Rethinking Integration of Environmental and Behavioral Stressors; Back to Energy Homeostasis and Function.

At this crucial point, as we emerge from the COVID-19 pandemic and transition to an endemic state, it is imperative that we refocus our biomedical research priorities. The pandemic was devastating in terms of human life and economic health, and brought about significant collateral damage that now poses cumulative health burden on society. Among the existing knowledge underscored and emphasized is the importance of environmental interactions with host factors in determining risk for enhanced morbidity and mortality, in this case from an infectious challenge. The recognition of the dynamic viral traits and the differential susceptibility and unpredictable response to SARS-CoV-2 infection beckons us to reconsider how our science must continuously adapt to consider the multiplicity of factors impacting Function. It also is a moment to reflect on how diet and substance use are impacted by social isolation, stress, and anxiety, and how the consequent psychosocial burden can in turn impact disease pathogenesis.

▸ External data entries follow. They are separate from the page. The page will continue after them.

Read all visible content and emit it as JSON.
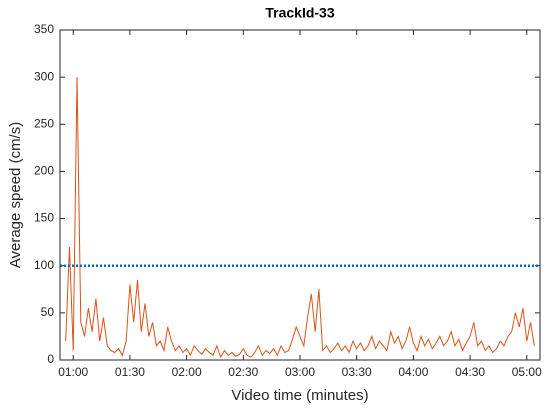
{
  "chart_data": {
    "type": "line",
    "title": "TrackId-33",
    "x_label": "Video time (minutes)",
    "y_label": "Average speed (cm/s)",
    "x": [
      56,
      58,
      60,
      62,
      64,
      66,
      68,
      70,
      72,
      74,
      76,
      78,
      80,
      82,
      84,
      86,
      88,
      90,
      92,
      94,
      96,
      98,
      100,
      102,
      104,
      106,
      108,
      110,
      112,
      114,
      116,
      118,
      120,
      122,
      124,
      126,
      128,
      130,
      132,
      134,
      136,
      138,
      140,
      142,
      144,
      146,
      148,
      150,
      152,
      154,
      156,
      158,
      160,
      162,
      164,
      166,
      168,
      170,
      172,
      174,
      176,
      178,
      180,
      182,
      184,
      186,
      188,
      190,
      192,
      194,
      196,
      198,
      200,
      202,
      204,
      206,
      208,
      210,
      212,
      214,
      216,
      218,
      220,
      222,
      224,
      226,
      228,
      230,
      232,
      234,
      236,
      238,
      240,
      242,
      244,
      246,
      248,
      250,
      252,
      254,
      256,
      258,
      260,
      262,
      264,
      266,
      268,
      270,
      272,
      274,
      276,
      278,
      280,
      282,
      284,
      286,
      288,
      290,
      292,
      294,
      296,
      298,
      300,
      302,
      304
    ],
    "series": [
      {
        "color": "#d95319",
        "values": [
          20,
          120,
          10,
          300,
          40,
          25,
          55,
          30,
          65,
          20,
          45,
          15,
          10,
          8,
          12,
          5,
          20,
          80,
          40,
          85,
          30,
          60,
          25,
          40,
          15,
          20,
          10,
          35,
          20,
          10,
          15,
          8,
          12,
          5,
          15,
          10,
          6,
          12,
          8,
          5,
          15,
          3,
          10,
          5,
          8,
          4,
          6,
          12,
          5,
          3,
          8,
          15,
          5,
          10,
          7,
          12,
          5,
          15,
          8,
          10,
          22,
          35,
          25,
          15,
          45,
          70,
          30,
          75,
          10,
          15,
          8,
          12,
          18,
          10,
          15,
          8,
          20,
          12,
          18,
          10,
          15,
          25,
          12,
          20,
          15,
          10,
          30,
          18,
          25,
          12,
          20,
          35,
          18,
          10,
          25,
          15,
          22,
          12,
          18,
          25,
          15,
          20,
          30,
          15,
          22,
          10,
          18,
          25,
          40,
          15,
          20,
          10,
          15,
          8,
          12,
          20,
          15,
          25,
          30,
          50,
          35,
          55,
          20,
          40,
          15
        ]
      }
    ],
    "hline": {
      "value": 100,
      "color": "#0072bd",
      "style": "dotted"
    },
    "xlim": [
      53,
      307
    ],
    "xticks": [
      {
        "value": 60,
        "label": "01:00"
      },
      {
        "value": 90,
        "label": "01:30"
      },
      {
        "value": 120,
        "label": "02:00"
      },
      {
        "value": 150,
        "label": "02:30"
      },
      {
        "value": 180,
        "label": "03:00"
      },
      {
        "value": 210,
        "label": "03:30"
      },
      {
        "value": 240,
        "label": "04:00"
      },
      {
        "value": 270,
        "label": "04:30"
      },
      {
        "value": 300,
        "label": "05:00"
      }
    ],
    "ylim": [
      0,
      350
    ],
    "yticks": [
      0,
      50,
      100,
      150,
      200,
      250,
      300,
      350
    ],
    "grid": false
  }
}
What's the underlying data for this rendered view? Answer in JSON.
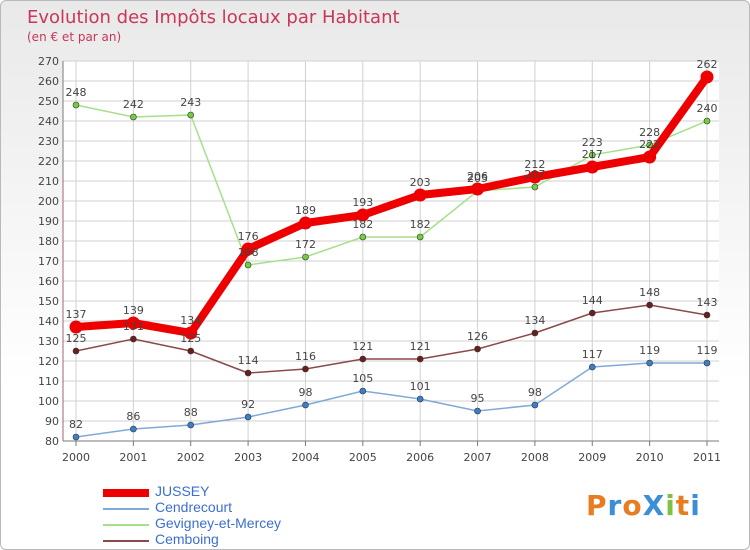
{
  "title": "Evolution des Impôts locaux par Habitant",
  "subtitle": "(en € et par an)",
  "logo_text": "ProXiti",
  "colors": {
    "title": "#c8375a",
    "grid": "#d0d0d0",
    "axis": "#7a7a7a",
    "legend_text": "#3b6fd1"
  },
  "chart_data": {
    "type": "line",
    "x": [
      "2000",
      "2001",
      "2002",
      "2003",
      "2004",
      "2005",
      "2006",
      "2007",
      "2008",
      "2009",
      "2010",
      "2011"
    ],
    "ylim": [
      80,
      270
    ],
    "ytick_step": 10,
    "grid": true,
    "legend_position": "bottom-left",
    "series": [
      {
        "name": "JUSSEY",
        "color": "#ee0000",
        "marker": "#ee0000",
        "values": [
          137,
          139,
          134,
          176,
          189,
          193,
          203,
          206,
          212,
          217,
          222,
          262
        ]
      },
      {
        "name": "Cendrecourt",
        "color": "#7fa9d8",
        "marker": "#3a7fcc",
        "values": [
          82,
          86,
          88,
          92,
          98,
          105,
          101,
          95,
          98,
          117,
          119,
          119
        ]
      },
      {
        "name": "Gevigney-et-Mercey",
        "color": "#a6e08a",
        "marker": "#6fcf3f",
        "values": [
          248,
          242,
          243,
          168,
          172,
          182,
          182,
          205,
          207,
          223,
          228,
          240
        ]
      },
      {
        "name": "Cemboing",
        "color": "#8a4a4a",
        "marker": "#6a1f1f",
        "values": [
          125,
          131,
          125,
          114,
          116,
          121,
          121,
          126,
          134,
          144,
          148,
          143
        ]
      }
    ],
    "data_labels": [
      {
        "series": 0,
        "text": [
          "137",
          "139",
          "134",
          "176",
          "189",
          "193",
          "203",
          "206",
          "212",
          "217",
          "222",
          "262"
        ]
      },
      {
        "series": 1,
        "text": [
          "82",
          "86",
          "88",
          "92",
          "98",
          "105",
          "101",
          "95",
          "98",
          "117",
          "119",
          "119"
        ]
      },
      {
        "series": 2,
        "text": [
          "248",
          "242",
          "243",
          "168",
          "172",
          "182",
          "182",
          "205",
          "207",
          "223",
          "228",
          "240"
        ]
      },
      {
        "series": 3,
        "text": [
          "125",
          "131",
          "125",
          "114",
          "116",
          "121",
          "121",
          "126",
          "134",
          "144",
          "148",
          "143"
        ]
      }
    ]
  }
}
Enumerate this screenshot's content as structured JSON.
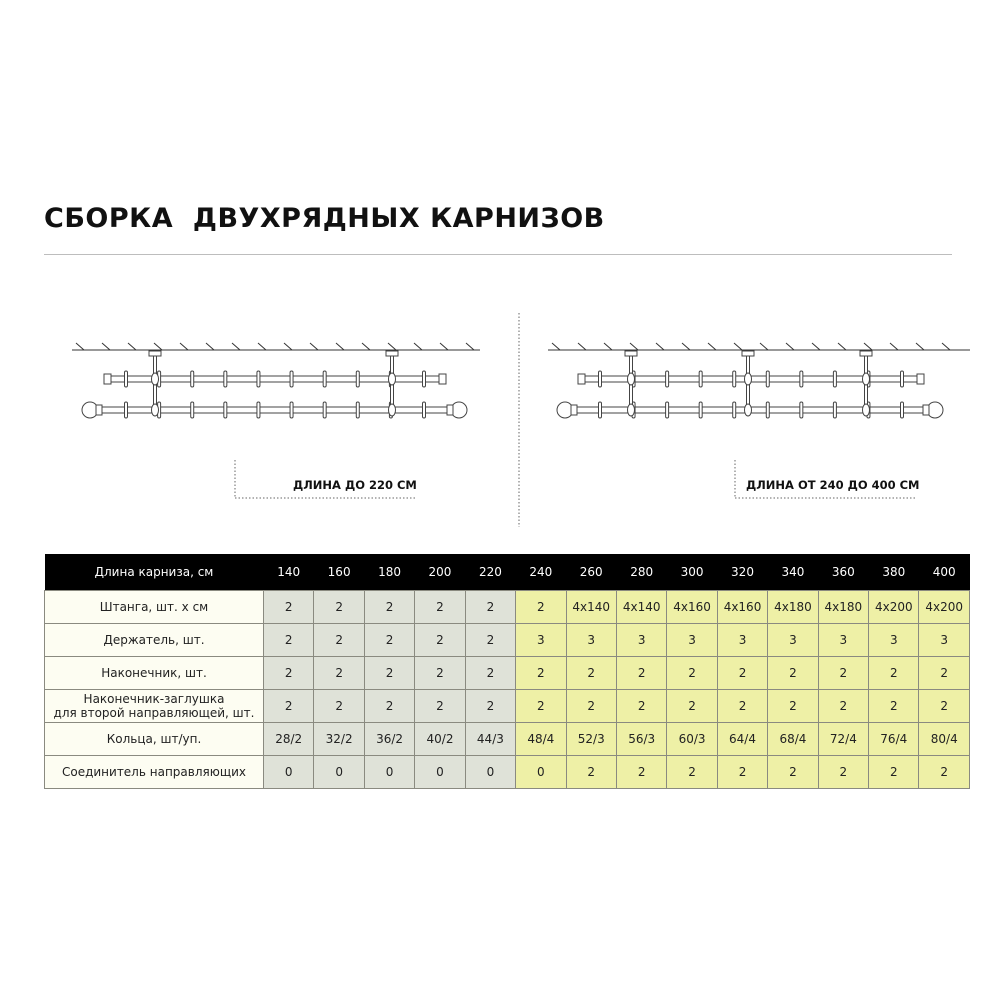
{
  "title": "СБОРКА  ДВУХРЯДНЫХ КАРНИЗОВ",
  "diagrams": [
    {
      "caption": "ДЛИНА ДО 220 СМ",
      "holders": 2
    },
    {
      "caption": "ДЛИНА ОТ 240 ДО 400 СМ",
      "holders": 3
    }
  ],
  "colors": {
    "header_bg": "#000000",
    "label_bg": "#fdfdf2",
    "short_bg": "#dfe2d8",
    "long_bg": "#eef0a6"
  },
  "table": {
    "header_label": "Длина карниза, см",
    "lengths": [
      "140",
      "160",
      "180",
      "200",
      "220",
      "240",
      "260",
      "280",
      "300",
      "320",
      "340",
      "360",
      "380",
      "400"
    ],
    "rows": [
      {
        "label": "Штанга, шт. х см",
        "values": [
          "2",
          "2",
          "2",
          "2",
          "2",
          "2",
          "4х140",
          "4х140",
          "4х160",
          "4х160",
          "4х180",
          "4х180",
          "4х200",
          "4х200"
        ]
      },
      {
        "label": "Держатель, шт.",
        "values": [
          "2",
          "2",
          "2",
          "2",
          "2",
          "3",
          "3",
          "3",
          "3",
          "3",
          "3",
          "3",
          "3",
          "3"
        ]
      },
      {
        "label": "Наконечник, шт.",
        "values": [
          "2",
          "2",
          "2",
          "2",
          "2",
          "2",
          "2",
          "2",
          "2",
          "2",
          "2",
          "2",
          "2",
          "2"
        ]
      },
      {
        "label": "Наконечник-заглушка\nдля второй направляющей, шт.",
        "values": [
          "2",
          "2",
          "2",
          "2",
          "2",
          "2",
          "2",
          "2",
          "2",
          "2",
          "2",
          "2",
          "2",
          "2"
        ]
      },
      {
        "label": "Кольца, шт/уп.",
        "values": [
          "28/2",
          "32/2",
          "36/2",
          "40/2",
          "44/3",
          "48/4",
          "52/3",
          "56/3",
          "60/3",
          "64/4",
          "68/4",
          "72/4",
          "76/4",
          "80/4"
        ]
      },
      {
        "label": "Соединитель направляющих",
        "values": [
          "0",
          "0",
          "0",
          "0",
          "0",
          "0",
          "2",
          "2",
          "2",
          "2",
          "2",
          "2",
          "2",
          "2"
        ]
      }
    ]
  }
}
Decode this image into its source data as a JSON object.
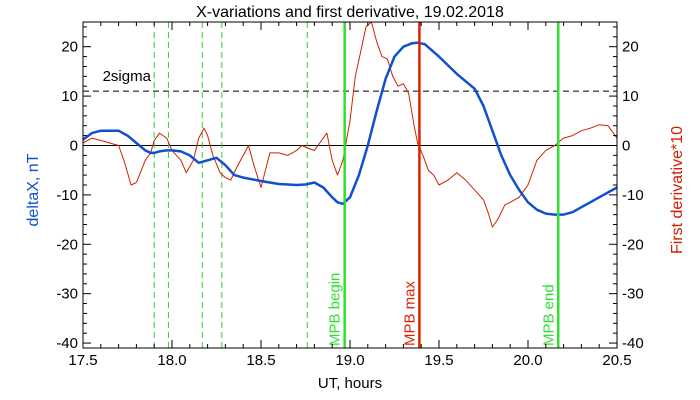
{
  "chart_data": {
    "type": "line",
    "title": "X-variations and first derivative, 19.02.2018",
    "xlabel": "UT, hours",
    "ylabel_left": "deltaX, nT",
    "ylabel_right": "First derivative*10",
    "xlim": [
      17.5,
      20.5
    ],
    "ylim": [
      -41,
      25
    ],
    "xticks": [
      17.5,
      18.0,
      18.5,
      19.0,
      19.5,
      20.0,
      20.5
    ],
    "xtick_labels": [
      "17.5",
      "18.0",
      "18.5",
      "19.0",
      "19.5",
      "20.0",
      "20.5"
    ],
    "yticks": [
      -40,
      -30,
      -20,
      -10,
      0,
      10,
      20
    ],
    "ytick_labels": [
      "-40",
      "-30",
      "-20",
      "-10",
      "0",
      "10",
      "20"
    ],
    "colors": {
      "deltaX": "#1050d0",
      "derivative": "#d02000",
      "dashed_markers": "#30d030",
      "mpb_begin": "#30e030",
      "mpb_max": "#e02000",
      "mpb_end": "#30e030",
      "sigma_line": "#000000",
      "zero_line": "#000000"
    },
    "series": [
      {
        "name": "deltaX, nT",
        "x": [
          17.5,
          17.55,
          17.6,
          17.65,
          17.7,
          17.75,
          17.8,
          17.85,
          17.88,
          17.9,
          17.93,
          17.97,
          18.0,
          18.05,
          18.1,
          18.15,
          18.2,
          18.25,
          18.3,
          18.35,
          18.4,
          18.5,
          18.6,
          18.7,
          18.75,
          18.8,
          18.85,
          18.9,
          18.93,
          18.96,
          19.0,
          19.05,
          19.1,
          19.15,
          19.2,
          19.25,
          19.3,
          19.35,
          19.38,
          19.42,
          19.5,
          19.6,
          19.7,
          19.75,
          19.8,
          19.85,
          19.9,
          19.95,
          20.0,
          20.05,
          20.1,
          20.15,
          20.2,
          20.25,
          20.3,
          20.35,
          20.4,
          20.45,
          20.5
        ],
        "values": [
          1.2,
          2.5,
          3.0,
          3.0,
          3.0,
          2.0,
          0.5,
          -1.0,
          -1.5,
          -1.5,
          -1.2,
          -1.0,
          -1.0,
          -1.2,
          -2.0,
          -3.5,
          -3.0,
          -2.5,
          -4.0,
          -6.0,
          -6.5,
          -7.2,
          -7.8,
          -8.0,
          -7.9,
          -7.5,
          -8.5,
          -10.5,
          -11.5,
          -11.8,
          -10.5,
          -6.0,
          0.0,
          7.0,
          13.5,
          18.0,
          20.0,
          20.7,
          20.8,
          20.5,
          18.0,
          14.5,
          11.5,
          8.0,
          3.0,
          -2.0,
          -6.0,
          -9.0,
          -11.5,
          -13.0,
          -13.8,
          -14.0,
          -14.0,
          -13.5,
          -12.5,
          -11.5,
          -10.5,
          -9.5,
          -8.5
        ]
      },
      {
        "name": "First derivative*10",
        "x": [
          17.5,
          17.55,
          17.6,
          17.65,
          17.7,
          17.73,
          17.77,
          17.8,
          17.85,
          17.88,
          17.9,
          17.93,
          17.97,
          18.0,
          18.05,
          18.08,
          18.12,
          18.15,
          18.18,
          18.2,
          18.23,
          18.27,
          18.3,
          18.33,
          18.37,
          18.4,
          18.43,
          18.46,
          18.5,
          18.55,
          18.6,
          18.65,
          18.7,
          18.73,
          18.76,
          18.8,
          18.83,
          18.87,
          18.9,
          18.93,
          18.96,
          19.0,
          19.03,
          19.06,
          19.09,
          19.12,
          19.15,
          19.18,
          19.21,
          19.24,
          19.27,
          19.3,
          19.33,
          19.36,
          19.38,
          19.41,
          19.44,
          19.47,
          19.5,
          19.55,
          19.6,
          19.65,
          19.7,
          19.75,
          19.78,
          19.8,
          19.83,
          19.87,
          19.9,
          19.95,
          20.0,
          20.05,
          20.1,
          20.15,
          20.2,
          20.25,
          20.3,
          20.35,
          20.4,
          20.45,
          20.5
        ],
        "values": [
          0.5,
          1.5,
          1.0,
          0.5,
          0.0,
          -3.0,
          -8.0,
          -7.5,
          -3.0,
          -1.5,
          1.0,
          2.5,
          1.5,
          -1.0,
          -3.0,
          -5.5,
          -3.0,
          1.5,
          3.5,
          2.0,
          -2.0,
          -5.5,
          -6.5,
          -7.0,
          -4.0,
          -2.0,
          0.0,
          -4.0,
          -8.5,
          -1.5,
          -1.5,
          -2.0,
          -1.0,
          0.0,
          -0.5,
          -1.0,
          0.5,
          2.5,
          -3.0,
          -6.0,
          -3.0,
          5.0,
          14.0,
          19.0,
          24.0,
          25.0,
          21.0,
          18.0,
          17.5,
          14.0,
          12.0,
          12.5,
          10.5,
          4.0,
          0.5,
          -2.0,
          -5.0,
          -6.0,
          -8.0,
          -7.0,
          -5.5,
          -7.0,
          -9.0,
          -11.0,
          -14.0,
          -16.5,
          -15.0,
          -12.0,
          -11.5,
          -10.5,
          -8.0,
          -3.0,
          -1.0,
          0.0,
          1.5,
          2.0,
          3.0,
          3.5,
          4.2,
          4.0,
          1.5
        ]
      }
    ],
    "reference_lines": [
      {
        "type": "horizontal",
        "y": 0,
        "style": "solid"
      },
      {
        "type": "horizontal",
        "y": 11,
        "style": "dashed",
        "label": "2sigma"
      }
    ],
    "dashed_vertical_lines_x": [
      17.9,
      17.98,
      18.17,
      18.28,
      18.76
    ],
    "event_lines": [
      {
        "x": 18.97,
        "label": "MPB begin"
      },
      {
        "x": 19.39,
        "label": "MPB max"
      },
      {
        "x": 20.17,
        "label": "MPB end"
      }
    ]
  }
}
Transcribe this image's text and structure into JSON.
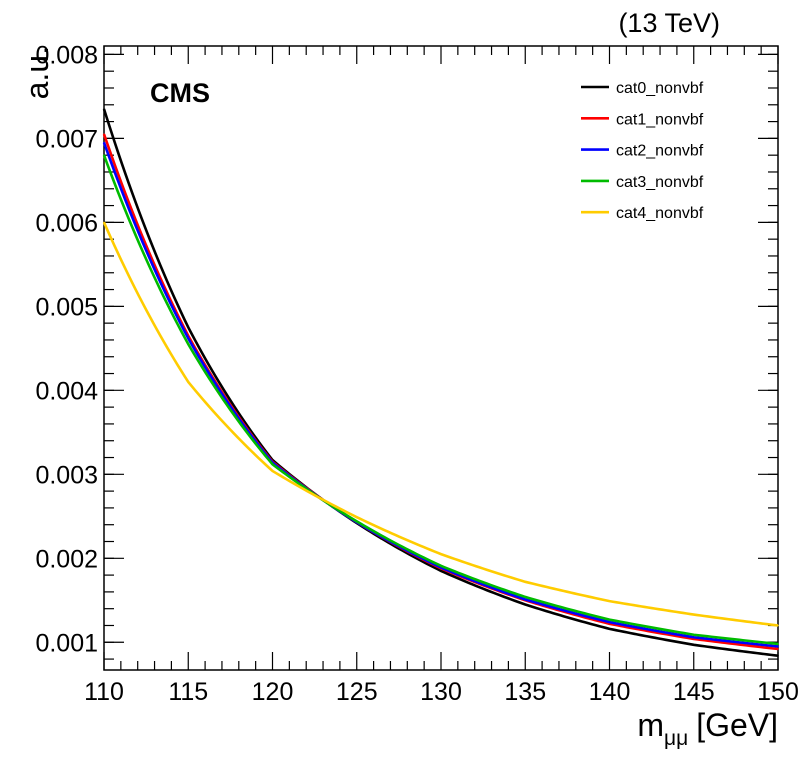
{
  "header": {
    "energy_label": "(13 TeV)",
    "experiment_label": "CMS"
  },
  "chart_data": {
    "type": "line",
    "title": "",
    "xlabel": "m",
    "xlabel_subscript": "μμ",
    "xlabel_unit": "[GeV]",
    "ylabel": "a.u.",
    "xlim": [
      110,
      150
    ],
    "ylim": [
      0.00067,
      0.0081
    ],
    "x_ticks": [
      110,
      115,
      120,
      125,
      130,
      135,
      140,
      145,
      150
    ],
    "x_tick_labels": [
      "110",
      "115",
      "120",
      "125",
      "130",
      "135",
      "140",
      "145",
      "150"
    ],
    "y_ticks": [
      0.001,
      0.002,
      0.003,
      0.004,
      0.005,
      0.006,
      0.007,
      0.008
    ],
    "y_tick_labels": [
      "0.001",
      "0.002",
      "0.003",
      "0.004",
      "0.005",
      "0.006",
      "0.007",
      "0.008"
    ],
    "grid": false,
    "legend_position": "top-right",
    "x": [
      110,
      115,
      120,
      125,
      130,
      135,
      140,
      145,
      150
    ],
    "series": [
      {
        "name": "cat0_nonvbf",
        "color": "#000000",
        "values": [
          0.00735,
          0.00475,
          0.00317,
          0.00242,
          0.00185,
          0.00145,
          0.00116,
          0.00097,
          0.00084
        ]
      },
      {
        "name": "cat1_nonvbf",
        "color": "#ff0000",
        "values": [
          0.00705,
          0.00465,
          0.00315,
          0.00243,
          0.00188,
          0.0015,
          0.00122,
          0.00104,
          0.00092
        ]
      },
      {
        "name": "cat2_nonvbf",
        "color": "#0000ff",
        "values": [
          0.00695,
          0.00462,
          0.00314,
          0.00243,
          0.00189,
          0.00151,
          0.00124,
          0.00106,
          0.00095
        ]
      },
      {
        "name": "cat3_nonvbf",
        "color": "#00bb00",
        "values": [
          0.0068,
          0.00455,
          0.00312,
          0.00244,
          0.00191,
          0.00154,
          0.00127,
          0.00109,
          0.00098
        ]
      },
      {
        "name": "cat4_nonvbf",
        "color": "#ffcc00",
        "values": [
          0.006,
          0.0041,
          0.00304,
          0.00249,
          0.00205,
          0.00172,
          0.00149,
          0.00133,
          0.0012
        ]
      }
    ]
  }
}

From the onset, underlying comorbidities were identified to be predisposing factors for symptomatic and severe SARS-CoV-2 infection .[1] This is not surprising, as noncommunicable diseases, including heart disease, stroke, cancer, diabetes, and chronic lung disease, are collectively responsible for almost 70% of worldwide mortality.[2] The primary drivers for these conditions are tobacco use, physical inactivity, unhealthy alcohol use, and low dietary quality (Figure 1). The frequency of anxiety and depression experienced among U.S. adults increased significantly during the pandemic,[3] and this was frequently associated with unhealthy alcohol use compounding the overall burden on health.[4]

Figure 1.

Environmental, behavioral, and infectious stressors challenge the cellular mechanisms involved in maintaining energy homeostasis. The increased energy demands and shifts in metabolic pathways exerts an increased demand on enzymatic and mitochondrial components, increasing the frequency of maladaptive responses in multiple organ systems. The impaired bioenergetics leads to increased viral pathogenesis, and associated comorbidities including decline of cognitive function and whole-body energy homeostasis. Together, these added stressors increase disease pathogenesis, morbidity, and mortality from infectious challenges. Created with Biorender.

Unhealthy alcohol use is the leading cause of preventable death in the United States, and more than 50% of alcohol-attributable deaths and years of potential life lost are due to chronic comorbidities.[5] Alcohol affects multiple organ systems directly, and indirectly.[6] Increasingly, alcohol's impact on energy homeostasis ranging from cellular energetics to glucose homeostasis is being recognized.[7] Our group's current view is that alcohol-induced alterations in bioenergetics may be a linchpin underlying pathophysiological responses to increased energy demands imposed by environmental stressors. This can be illustrated by alcohol-induced alterations in immune cell energetics and the resulting alterations in host response to infection, leading to decreased capacity for bacterial and viral clearance and dysregulated production of cytokines and chemokines that aid in the resolution of an infectious challenge.[8] In addition, alcohol can directly or indirectly prime immune cell metabolism dysregulating or preventing the homeostatic shifts in energy substrate preference needed to support proper cellular responses to sterile or non-sterile cellular challenges.

At the core of maintaining energy homeostatic flexibility is the cellular enzymatic and mitochondrial structural and functional integrity. Maintenance of mitochondrial homeostasis involves transcriptional regulation of mitochondrial biogenesis through the action of the PGC-1 family of co-activators that respond to changes in nutrient status and environmental signals.[9] In immune cells, a dynamically regulated shift between glycolysis and oxidative phosphorylation driven by chemotactic or pathogenic stimuli specific to the underlying challenge or stress, is critical to sustaining the increased metabolic demands associated with phagocytosis, cytokine production, chemotaxis, and cell proliferation. Interestingly, obesity—a condition that epitomizes energy homeostasis dysregulation—is among the most prevalent risk factors for morbidity and mortality from SARS-CoV-2 infection, an association that warrants further understanding of predisposing cellular defects. Though recognized for decades as the cellular organelle serving as the powerhouse, renewed interest in mitochondrial homeostasis has been elicited by recognition that defective mitochondrial structure and function are associated with malignancies, metabolic instability, and neurocognitive and neurodegenerative diseases.[10] Improved genetics, imaging, and big data approaches promise a renewal of research efforts to elucidate the cellular adaptive responses as they pertain to shifting energetic demands triggered by cellular challenges and identification of a causal link between cellular energy dyshomeostasis and abnormal cellular responses, including those to invading pathogens.

Future research should be influenced by our recognition of the intersection of environmental factors with physiological function, and how the health consequences of the pandemic unraveled previously unsuspected relationships and interactions. This is particularly so for diet, alcohol, and social stress.